そして、次期当主の妾というのは、家臣にとっては悪くない立場だ。何より、膝枕のときに溢したあの言葉は本心だろう。
と、いうことでリスティの言葉に甘えて、リタに手を出したいと思う。
”正妻の妊娠中に何を” という感じだが、大陸西方諸国ではむしろ「血統のスペア作りは正妻の妊娠・授乳中に終わらせておけ」という文化だ。なので妊娠の確定した今が一番角が立たない。
「フォルカ様、コップはこちらに置いておきました。では本日はこれで休ませていただきます」
リタがそう言って一礼しようとしたとき、俺は「リタ、待って」と止めた。
「はい。何でしょうか」
俺は緊張を表に出さないよう表情筋を『微笑』で固定する。
「少し、相談があるんだ」
俺はそう言ってリタに一歩近づき、顔をじっと見つめた。
リタは少し困惑した顔で俺を見返している。
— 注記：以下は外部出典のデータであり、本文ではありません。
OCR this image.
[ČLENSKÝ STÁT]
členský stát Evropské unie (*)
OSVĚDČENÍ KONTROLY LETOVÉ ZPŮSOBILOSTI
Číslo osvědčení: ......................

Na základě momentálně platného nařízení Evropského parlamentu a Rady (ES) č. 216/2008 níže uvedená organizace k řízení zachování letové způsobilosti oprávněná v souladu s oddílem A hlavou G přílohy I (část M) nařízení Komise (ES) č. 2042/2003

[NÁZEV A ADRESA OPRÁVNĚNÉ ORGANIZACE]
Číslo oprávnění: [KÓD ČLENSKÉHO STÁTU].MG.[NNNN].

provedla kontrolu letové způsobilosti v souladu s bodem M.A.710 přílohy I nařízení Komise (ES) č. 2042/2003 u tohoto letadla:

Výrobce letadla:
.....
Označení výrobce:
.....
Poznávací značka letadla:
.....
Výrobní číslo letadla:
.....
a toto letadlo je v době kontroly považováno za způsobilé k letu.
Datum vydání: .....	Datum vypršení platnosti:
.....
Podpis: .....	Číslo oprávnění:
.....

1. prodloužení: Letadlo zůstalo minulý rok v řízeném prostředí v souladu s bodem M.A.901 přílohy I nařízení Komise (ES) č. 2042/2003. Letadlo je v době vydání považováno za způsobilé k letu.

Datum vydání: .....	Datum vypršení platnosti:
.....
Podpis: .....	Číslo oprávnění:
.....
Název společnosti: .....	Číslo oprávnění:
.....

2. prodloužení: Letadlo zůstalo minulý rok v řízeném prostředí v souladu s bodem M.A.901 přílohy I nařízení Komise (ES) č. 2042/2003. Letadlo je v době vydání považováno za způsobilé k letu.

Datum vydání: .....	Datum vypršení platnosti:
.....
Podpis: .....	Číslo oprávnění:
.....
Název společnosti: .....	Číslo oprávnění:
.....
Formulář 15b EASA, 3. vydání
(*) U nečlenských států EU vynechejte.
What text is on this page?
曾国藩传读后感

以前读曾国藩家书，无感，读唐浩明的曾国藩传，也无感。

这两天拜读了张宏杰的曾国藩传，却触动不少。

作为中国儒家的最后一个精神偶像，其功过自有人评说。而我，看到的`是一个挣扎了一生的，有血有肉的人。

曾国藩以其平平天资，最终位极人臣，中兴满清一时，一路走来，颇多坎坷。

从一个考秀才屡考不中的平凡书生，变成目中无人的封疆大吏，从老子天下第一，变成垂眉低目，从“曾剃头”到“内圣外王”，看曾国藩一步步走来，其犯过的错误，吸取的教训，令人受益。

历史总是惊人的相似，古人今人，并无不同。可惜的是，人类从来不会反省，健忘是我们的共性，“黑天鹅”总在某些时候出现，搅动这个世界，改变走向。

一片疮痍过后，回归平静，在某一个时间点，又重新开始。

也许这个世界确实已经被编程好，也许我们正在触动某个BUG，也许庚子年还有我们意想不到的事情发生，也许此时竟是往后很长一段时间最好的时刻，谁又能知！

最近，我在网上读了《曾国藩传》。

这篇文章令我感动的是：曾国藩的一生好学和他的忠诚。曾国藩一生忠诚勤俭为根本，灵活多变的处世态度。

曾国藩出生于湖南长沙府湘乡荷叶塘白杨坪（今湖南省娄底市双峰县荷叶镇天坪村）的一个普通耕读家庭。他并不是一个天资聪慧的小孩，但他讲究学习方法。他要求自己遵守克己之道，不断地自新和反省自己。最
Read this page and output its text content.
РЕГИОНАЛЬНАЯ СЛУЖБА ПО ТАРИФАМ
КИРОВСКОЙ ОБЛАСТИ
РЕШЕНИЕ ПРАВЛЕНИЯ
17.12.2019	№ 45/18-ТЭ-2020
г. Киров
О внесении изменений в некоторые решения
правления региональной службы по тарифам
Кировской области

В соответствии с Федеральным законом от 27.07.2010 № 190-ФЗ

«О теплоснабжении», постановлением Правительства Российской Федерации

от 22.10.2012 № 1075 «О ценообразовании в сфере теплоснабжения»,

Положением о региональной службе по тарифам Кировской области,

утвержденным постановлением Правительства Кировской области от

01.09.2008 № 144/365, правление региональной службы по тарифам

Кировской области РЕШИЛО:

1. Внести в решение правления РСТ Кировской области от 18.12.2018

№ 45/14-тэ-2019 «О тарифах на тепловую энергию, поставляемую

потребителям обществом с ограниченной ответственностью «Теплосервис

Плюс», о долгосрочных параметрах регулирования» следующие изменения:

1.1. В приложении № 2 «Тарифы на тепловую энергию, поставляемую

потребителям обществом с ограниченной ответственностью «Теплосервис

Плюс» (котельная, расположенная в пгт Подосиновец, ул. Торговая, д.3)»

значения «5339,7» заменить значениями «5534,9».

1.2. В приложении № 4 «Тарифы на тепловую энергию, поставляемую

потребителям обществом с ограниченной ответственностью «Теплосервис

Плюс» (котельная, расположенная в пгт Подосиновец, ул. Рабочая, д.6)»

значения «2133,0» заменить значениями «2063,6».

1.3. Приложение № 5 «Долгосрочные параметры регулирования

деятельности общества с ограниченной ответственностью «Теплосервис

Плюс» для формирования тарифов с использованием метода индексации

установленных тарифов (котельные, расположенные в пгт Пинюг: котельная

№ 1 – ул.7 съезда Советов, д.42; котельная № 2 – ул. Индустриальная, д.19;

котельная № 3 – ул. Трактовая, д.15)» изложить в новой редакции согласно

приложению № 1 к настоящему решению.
濃緑の瞳が綺麗だ。
「リスティの妊娠が確定しただろ」
「はい」
「これで当分の間はリスティとは別で寝ることになる訳だけど……長い禁欲は少し辛いんだよね」
そう言いながら、更に近付く。リタとの距離は40センチぐらい。
「あ、あの」
リタは目をパチクリさせている。
「だからさ、リタ、君が相手してくれない?」
「あの、フォルカ様、何を仰って……」
「俺の愛人になってくれないかって頼んでいるんだ。もちろん無理強いはしないよ」
リタはテンパって何を言って良いか分からない様子で、口をパクパクさせている。10秒ぐらいして、やっと普通に言葉を発した。
「そ、そんな、リスティ様に顔向けできません」
「リスティはリタなら良いって言ってくれているよ」
「へ? そ、そうですか。で、でも旦那様が何と言うか……」
ふふ、その辺は抜かりない。キーマンに事前に話を通すのはサラリーマンの基本である。父は了承済みだ。
「父さんも無理強いしなければ構わないって。ただ正式に側室にするのは現段階では駄目って言われたけど」
「それは当然です。まだ他家から側室を娶る可能性がある段階で、家臣が先に側室となる訳はいきません」
「うん。でも、子供ができたときはちゃんと俺の子として扱うから、そこは安心して。父さんの言質も取ってある」
「あの、でも……フォルカ様ならもっと良い女性が幾らでも」
そう言ってリタは一瞬自分の胸に視線を落とす。
「リタ、俺がここで巨乳女性連れ込み始めたらリスティが悲しむよ。周囲も俺が嫌嫌リスティを抱いていたと思うだろうし」
「それは……そうですね」
「それに、俺はリタが抱きたいんだ」
いつも、可愛いな、美人だなと思っていた。優しくて、優秀で、リタが居てくれることは転生して良かったことの一つだ。
俺はリタの頭に手を伸ばし、髪を軽く撫でて、髪留めに指をかけ外す。髪が解けて、はらりと下りる。
髪を下ろすと印象が変わる。家臣の印象が抜けて、一人の女の子という感じがする。
「わ、わたしは……」
「繰り返すけど、無理強いはしないよ。断っても不利に扱ったりは誓ってしない。嫌ならそう言って」
「い、嫌じゃ……ないです。だって、私、ずっと、フォルカ様のこと……お慕い、して」
嬉しい答えだ。俺はリタの腰に手を回し、抱き寄せて耳元に口を近付ける。
「なら、俺の女になれ、リタ」
リタが小さな声で「はい」と返した。
◇◇ ◆ ◇◇
行為を終えて、俺とリタはベッドの上に寝転んでいた。
「リタ、ありがとう」
ずっと世話をしてくれたお姉さんが、きゅっと唇を結んで破瓜の痛みに耐える顔は、背徳感があって、滅茶苦茶興奮した。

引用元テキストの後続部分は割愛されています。